Mesdames, Messieurs,

Il y a un peu plus d'un an, le 1 er mai 2004, dix pays rejoignaient l'Union européenne, la faisant passer de 15 à 25 États membres : deux îles méditerranéennes, Chypre, divisée en deux parties, la République de Chypre Nord n'étant reconnue que par la Turquie, et Malte, une ancienne république yougoslave, la Slovénie, quatre anciens « satellites » de l'Union soviétique, la Hongrie, la Pologne, la Slovaquie et la République tchèque, et les trois républiques baltes, partie intégrante de l'Union soviétique jusqu'en 1991, l'Estonie, la Lettonie et la Lituanie.

L'hétérogénéité de ces nouveaux États membres est frappante, en particulier d'un point de vue géographique et démographique, Malte comptant à peine 400.000 habitants et la Pologne plus de 38 millions.

Si le principe de l'adhésion de ces dix États avait été arrêté par le Conseil européen de Copenhague, en décembre 2002, les critères d'adhésion, eux, avaient été déterminés dès juin 1993, lors du Conseil européen qui s'était également tenu dans la capitale danoise. Ces critères sont de trois ordres : des critères politiques - institutions stables garantissant la démocratie et l'État de droit ; des critères économiques - économie de marché viable capable de supporter la concurrence ; des critères juridiques permettant la poursuite des objectifs de l'Union et la reprise de l'acquis communautaire, dont les principes d'égalité et de non-discrimination.

Lors du Conseil européen de Madrid de décembre 1995, la Commission européenne avait été chargée de suivre et d'évaluer les progrès réalisés par chacun des pays candidats pour remplir les critères fixés à Copenhague.

Le 15 juillet 1997, la Commission européenne adoptait une communication intitulée « Agenda 2000 - Pour une Europe plus forte et plus large », dans laquelle elle décrivait les principaux défis que l'Europe aurait à relever au début du XXI e siècle, après l'élargissement de ses frontières.

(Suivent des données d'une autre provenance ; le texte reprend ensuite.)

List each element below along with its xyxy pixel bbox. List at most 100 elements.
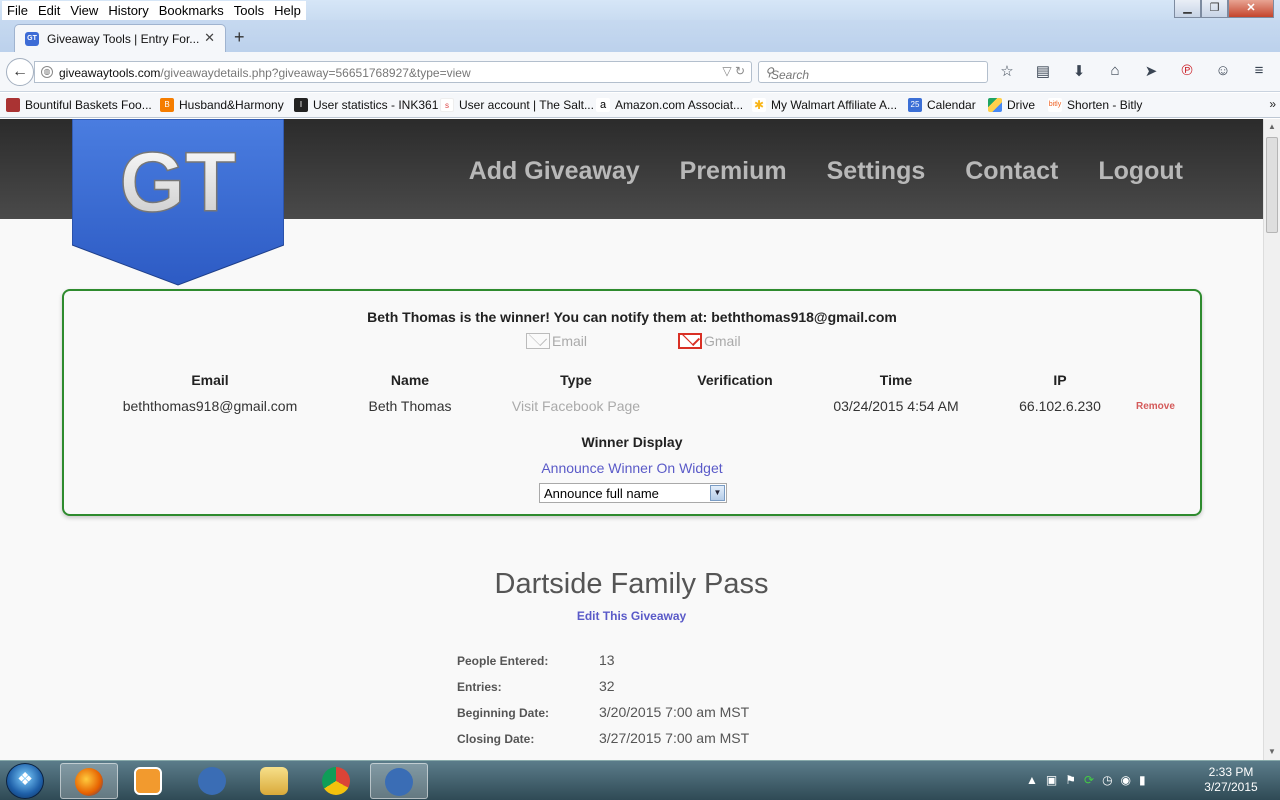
camera-icon: [385, 768, 413, 796]
nav-settings[interactable]: Settings: [827, 157, 926, 186]
dropdown-arrow-icon[interactable]: ▽: [722, 64, 731, 78]
tab-close-icon[interactable]: ✕: [204, 30, 215, 46]
new-tab-icon[interactable]: +: [234, 27, 245, 48]
signal-icon[interactable]: ▮: [1139, 773, 1146, 787]
pinterest-icon[interactable]: ℗: [1178, 62, 1196, 80]
flag-icon[interactable]: ⚑: [1065, 773, 1076, 787]
star-icon[interactable]: ☆: [998, 62, 1016, 80]
nav-logout[interactable]: Logout: [1098, 157, 1183, 186]
select-value: Announce full name: [544, 486, 659, 501]
reading-list-icon[interactable]: ▤: [1034, 62, 1052, 80]
menu-view[interactable]: View: [65, 1, 103, 20]
taskbar-camera-2[interactable]: [370, 763, 428, 799]
menu-edit[interactable]: Edit: [33, 1, 65, 20]
folder-icon: [260, 767, 288, 795]
drive-icon: [988, 98, 1002, 112]
menu-bookmarks[interactable]: Bookmarks: [154, 1, 229, 20]
menu-tools[interactable]: Tools: [229, 1, 269, 20]
start-button[interactable]: [6, 763, 44, 799]
minimize-button[interactable]: ▁: [1174, 0, 1201, 18]
bookmark-calendar[interactable]: 25 Calendar: [908, 98, 976, 112]
site-logo[interactable]: GT: [72, 119, 284, 286]
tray-expand-icon[interactable]: ▲: [1026, 773, 1038, 787]
toolbar-icons: ☆ ▤ ⬇ ⌂ ➤ ℗ ☺ ≡: [998, 62, 1268, 80]
bookmark-label: Amazon.com Associat...: [615, 98, 744, 112]
page-scrollbar[interactable]: ▲ ▼: [1263, 119, 1280, 760]
bookmark-husband-harmony[interactable]: B Husband&Harmony: [160, 98, 284, 112]
col-header-time: Time: [879, 372, 913, 388]
winner-time: 03/24/2015 4:54 AM: [833, 398, 959, 414]
edit-giveaway-link: Edit This Giveaway: [0, 609, 1263, 623]
menu-bar: File Edit View History Bookmarks Tools H…: [0, 0, 1280, 20]
taskbar-explorer[interactable]: [246, 763, 304, 799]
chat-icon[interactable]: ☺: [1214, 62, 1232, 80]
nav-contact[interactable]: Contact: [965, 157, 1058, 186]
page-viewport: Add Giveaway Premium Settings Contact Lo…: [0, 119, 1263, 760]
bookmark-bountiful-baskets[interactable]: Bountiful Baskets Foo...: [6, 98, 152, 112]
stat-value: 3/27/2015 7:00 am MST: [599, 730, 750, 746]
chrome-icon: [322, 767, 350, 795]
email-notify-link[interactable]: Email: [526, 333, 587, 349]
walmart-icon: ✱: [752, 98, 766, 112]
nav-toolbar: ← ◍ giveawaytools.com/giveawaydetails.ph…: [0, 52, 1280, 92]
url-bar[interactable]: ◍ giveawaytools.com/giveawaydetails.php?…: [34, 61, 752, 83]
menu-history[interactable]: History: [103, 1, 153, 20]
bookmark-bitly[interactable]: bitly Shorten - Bitly: [1048, 98, 1142, 112]
menu-file[interactable]: File: [2, 1, 33, 20]
calendar-icon: 25: [908, 98, 922, 112]
remove-winner-link[interactable]: Remove: [1136, 401, 1175, 412]
bookmark-ink361[interactable]: I User statistics - INK361: [294, 98, 438, 112]
col-header-email: Email: [191, 372, 229, 388]
bookmark-label: Drive: [1007, 98, 1036, 112]
gmail-notify-link[interactable]: Gmail: [678, 333, 741, 349]
announce-winner-link-text[interactable]: Announce Winner On Widget: [541, 460, 722, 476]
send-icon[interactable]: ➤: [1142, 62, 1160, 80]
tab-giveaway-tools[interactable]: GT Giveaway Tools | Entry For... ✕: [14, 24, 226, 52]
search-input[interactable]: ⚲ Search: [758, 61, 988, 83]
network-icon[interactable]: ◉: [1121, 773, 1131, 787]
salt-icon: s: [440, 98, 454, 112]
back-button[interactable]: ←: [6, 58, 34, 86]
email-notify-label: Email: [552, 333, 588, 349]
taskbar-camera[interactable]: [184, 763, 242, 799]
hamburger-menu-icon[interactable]: ≡: [1250, 62, 1268, 80]
nav-premium[interactable]: Premium: [680, 157, 787, 186]
bookmark-amazon[interactable]: a Amazon.com Associat...: [596, 98, 743, 112]
stat-value: 3/20/2015 7:00 am MST: [599, 704, 750, 720]
url-host: giveawaytools.com: [59, 66, 161, 80]
maximize-button[interactable]: ❐: [1201, 0, 1228, 18]
bookmark-drive[interactable]: Drive: [988, 98, 1035, 112]
winner-display-select[interactable]: Announce full name ▼: [539, 483, 727, 503]
winner-panel: Beth Thomas is the winner! You can notif…: [62, 289, 1202, 516]
bookmark-label: User account | The Salt...: [459, 98, 594, 112]
bookmark-label: Calendar: [927, 98, 976, 112]
edit-giveaway-link-text[interactable]: Edit This Giveaway: [577, 609, 686, 623]
clock-date: 3/27/2015: [1204, 780, 1258, 794]
sync-icon[interactable]: ⟳: [1084, 773, 1094, 787]
col-header-name: Name: [390, 372, 430, 388]
bookmarks-overflow-icon[interactable]: »: [1269, 97, 1276, 111]
tray-app-icon[interactable]: ▣: [1046, 773, 1057, 787]
scroll-down-icon[interactable]: ▼: [1264, 744, 1280, 760]
taskbar-chrome[interactable]: [308, 763, 366, 799]
reload-icon[interactable]: ↻: [735, 64, 745, 78]
nav-add-giveaway[interactable]: Add Giveaway: [469, 157, 640, 186]
home-icon[interactable]: ⌂: [1106, 62, 1124, 80]
chevron-down-icon[interactable]: ▼: [710, 485, 725, 501]
bookmark-walmart[interactable]: ✱ My Walmart Affiliate A...: [752, 98, 897, 112]
tab-title: Giveaway Tools | Entry For...: [47, 32, 200, 46]
clock-tray-icon[interactable]: ◷: [1102, 773, 1112, 787]
taskbar-media-player[interactable]: [120, 763, 178, 799]
taskbar-firefox[interactable]: [60, 763, 118, 799]
close-window-button[interactable]: ✕: [1228, 0, 1274, 18]
taskbar-clock[interactable]: 2:33 PM 3/27/2015: [1198, 765, 1264, 795]
logo-text: GT: [120, 135, 237, 229]
download-icon[interactable]: ⬇: [1070, 62, 1088, 80]
giveaway-title: Dartside Family Pass: [494, 568, 769, 600]
bookmark-salt[interactable]: s User account | The Salt...: [440, 98, 594, 112]
announce-winner-link: Announce Winner On Widget: [64, 460, 1200, 476]
scroll-up-icon[interactable]: ▲: [1264, 119, 1280, 135]
col-header-verification: Verification: [697, 372, 773, 388]
menu-help[interactable]: Help: [269, 1, 306, 20]
scrollbar-thumb[interactable]: [1266, 137, 1278, 233]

L'Agenda 2000 a été approuvé lors du sommet de Luxembourg, en décembre 1997, et le processus d'élargissement a alors été officiellement engagé.

De leur côté, les pays candidats devaient arrêter un programme national d'adoption de l'acquis communautaire, répertorié en 31 chapitres couvrant l'ensemble des politiques européennes.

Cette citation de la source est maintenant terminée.